7.2.1 Mean, median and mode
The mean, median and mode are all types of average and are typical of the data they represent. Each has advantages and disadvantages, and can be used in different situations, but they all give us an idea of the general size of the values involved. Here we provide brief definitions, and some idea of when each should be used.
The following set of data is the number of miles (to the nearest mile) walked in a week by a group of students. You are going to look at how to calculate the mean, median and mode of these values.
Data set A: 1, 2, 2, 3, 4, 5, 5, 6, 6, 6, 6, 9, 11, 12, 14, 15
The mean is found by adding up all the values in a set of numbers and dividing that total by the number of values in the set.
For data set A, the total is 107. There are 16 values, so you need to divide 107 by 16. This gives 6.6875. So, the mean of this set of data is 6.6875 miles.
You also need to consider to how many decimal places you should quote. It is unlikely that the distance walked by each of the students would have been a complete number of miles, but the actual values have been rounded to the nearest whole number. As a result, you can only give the mean correct to one decimal place, or even to the nearest mile. Rounding 6.6875 to one decimal place gives 6.7 miles. If you look at the data, you will see that 6.7 seems to be quite a good average measure of these values.
Many people would choose to calculate the mean of a set of data if they wanted to get an idea of a typical value of the set, but there are times when the mean isn't as representative as you would like. For instance, if one of these students were a very keen walker, the largest value could have been, say, 50 miles not 15. If you replace the 15 by 50 and then recalculate the mean, the answer you get is 8.875 or 8.9 correct to one decimal place. Thus, the one value of 50 has significantly increased the value of the mean such that it is now less representative of the group of data as a whole.
Another problem with using the mean is that sometimes when you calculate the mean of a set of data, the value you get is difficult to interpret. For example, if you calculate the mean number of children in a group of families, you could get a value like 2.1 or 2.3. Of course, it is not possible to have 2.3 children.

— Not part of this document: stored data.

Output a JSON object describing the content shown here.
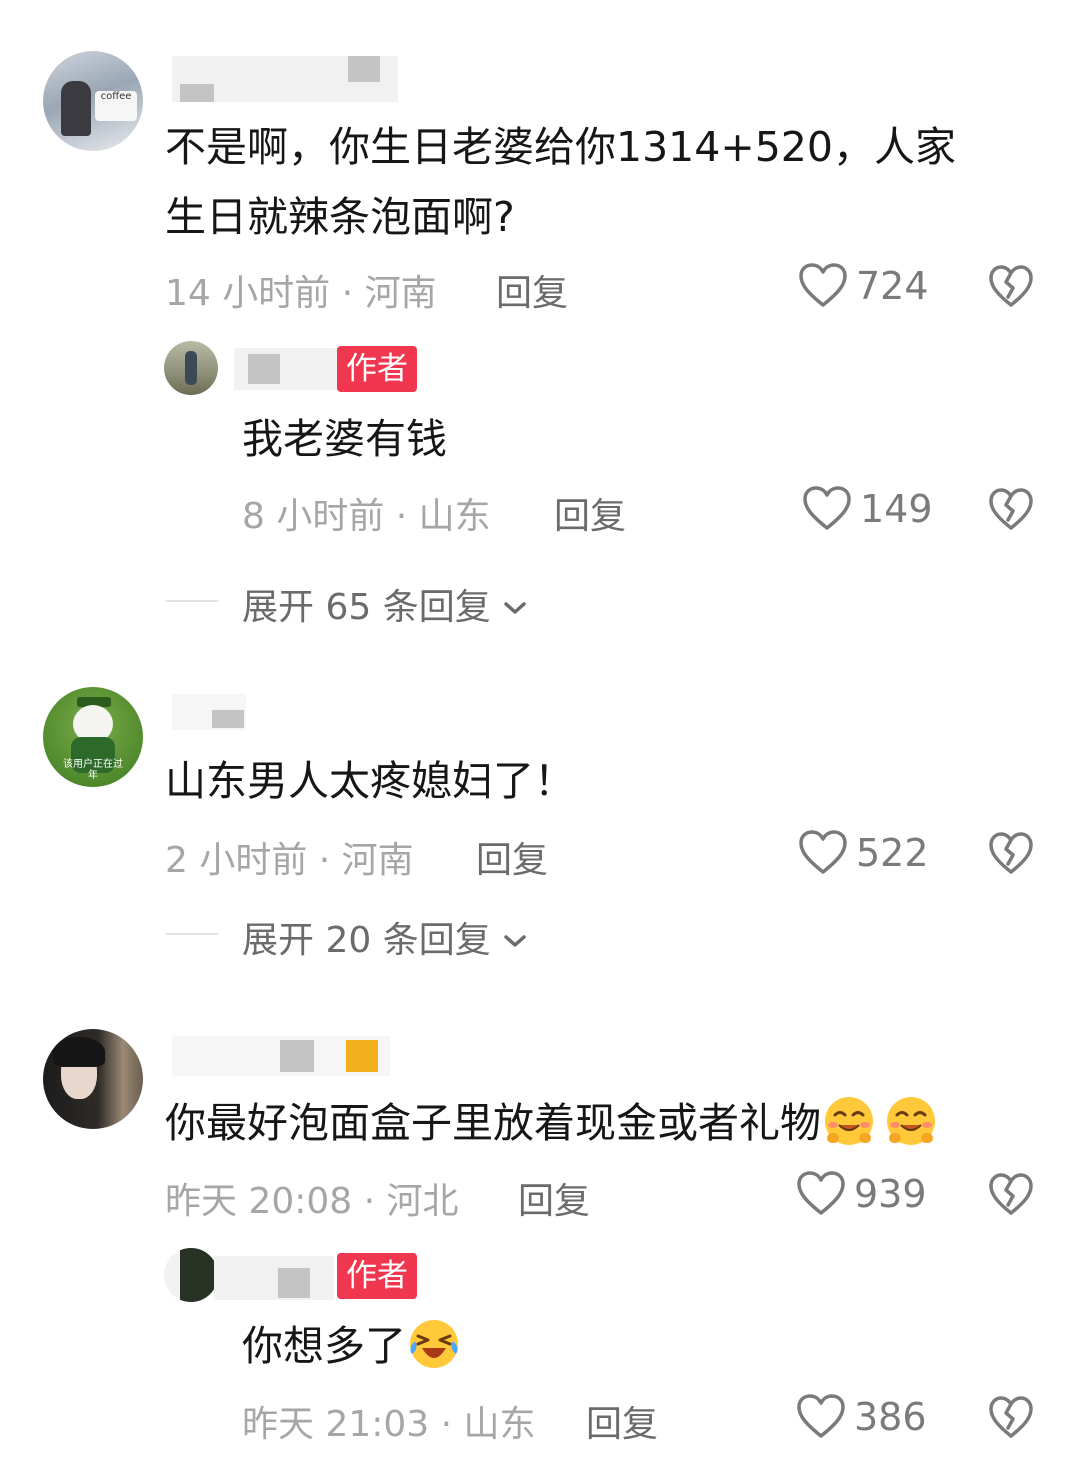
{
  "comments": [
    {
      "text_line1": "不是啊，你生日老婆给你1314+520，人家",
      "text_line2": "生日就辣条泡面啊?",
      "time_location": "14 小时前 · 河南",
      "reply_label": "回复",
      "likes": "724",
      "avatar_text": "coffee",
      "replies": [
        {
          "author_badge": "作者",
          "text": "我老婆有钱",
          "time_location": "8 小时前 · 山东",
          "reply_label": "回复",
          "likes": "149"
        }
      ],
      "expand_label": "展开 65 条回复"
    },
    {
      "text": "山东男人太疼媳妇了！",
      "time_location": "2 小时前 · 河南",
      "reply_label": "回复",
      "likes": "522",
      "avatar_text": "该用户正在过年",
      "expand_label": "展开 20 条回复"
    },
    {
      "text": "你最好泡面盒子里放着现金或者礼物",
      "emoji": [
        "blush-emoji",
        "blush-emoji"
      ],
      "time_location": "昨天 20:08 · 河北",
      "reply_label": "回复",
      "likes": "939",
      "replies": [
        {
          "author_badge": "作者",
          "text": "你想多了",
          "emoji": [
            "laugh-cry-emoji"
          ],
          "time_location": "昨天 21:03 · 山东",
          "reply_label": "回复",
          "likes": "386"
        }
      ]
    }
  ],
  "colors": {
    "badge": "#f1374f",
    "meta": "#a6a6a6",
    "text": "#161616",
    "icon": "#7a7a7a"
  }
}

The median is the middle value of a set of numbers arranged in ascending (or descending) order. If the set has an even number of values, then the median is the mean of the two middle numbers.
Data set A is already in ascending order: 1, 2, 2, 3, 4, 5, 5, 6, 6, 6, 6, 9, 11, 12, 13, 16
This is a set of 16 numbers, so the median is the mean of the two middle numbers, which are shown in bold (8th and 9th data values) the median is:
(6 + 6) ÷ 2 = 6
In some ways, this value is more representative of the group. For data set A, the median tells us that half the group walk 6 miles or less and half the group walk 6 miles or more. Here it doesn't matter what the largest (or the smallest) value is; if the largest value were 50, the median would still be 6.
The mode (or modal value) is the most popular value in a set of numbers, that is the one that occurs most often.
Looking at data set A, you can see that the mode is 6. In other words, more people walked 6 miles than any other distance.
The value of the mode, like the median, is not affected by any particularly large or small values in the set.
While every set of data has a mean and a median, it is not always possible to find a mode. Some sets of data have only single instances of each value, other sets of data have more than one value that occurs equally often.
The following set of data is the number of hours (to the nearest hour) of television watched by a group of students in a week.
8, 6, 2, 3, 6, 0, 5, 7, 3, 9, 1, 0, 5, 12, 6
Calculate the mean, median and mode.
Arranging the 15 values in ascending order gives:
0, 0, 1, 2, 3, 3, 5, 5, 6, 6, 6, 7, 8, 9, 12
The mean (total of all the hours divided by 15) = 72 + 15 = 4.9 hours.
The median (here the median is the 8th value) = 5 hours.
The mode (the value which appears most frequently in the set of numbers) = 6 hours.
Table 13: Summary of use of mean, median and mode with each type of variable
|Discrete – word category||not possible||only if you can order the data||works for most types of category data|
|Discrete – numerical||OK but answer may be difficult to interpret (e.g. 2.3 children)||OK||OK if at least one of the values occurs more than once|
|Continuous||OK||OK||data needs to be grouped|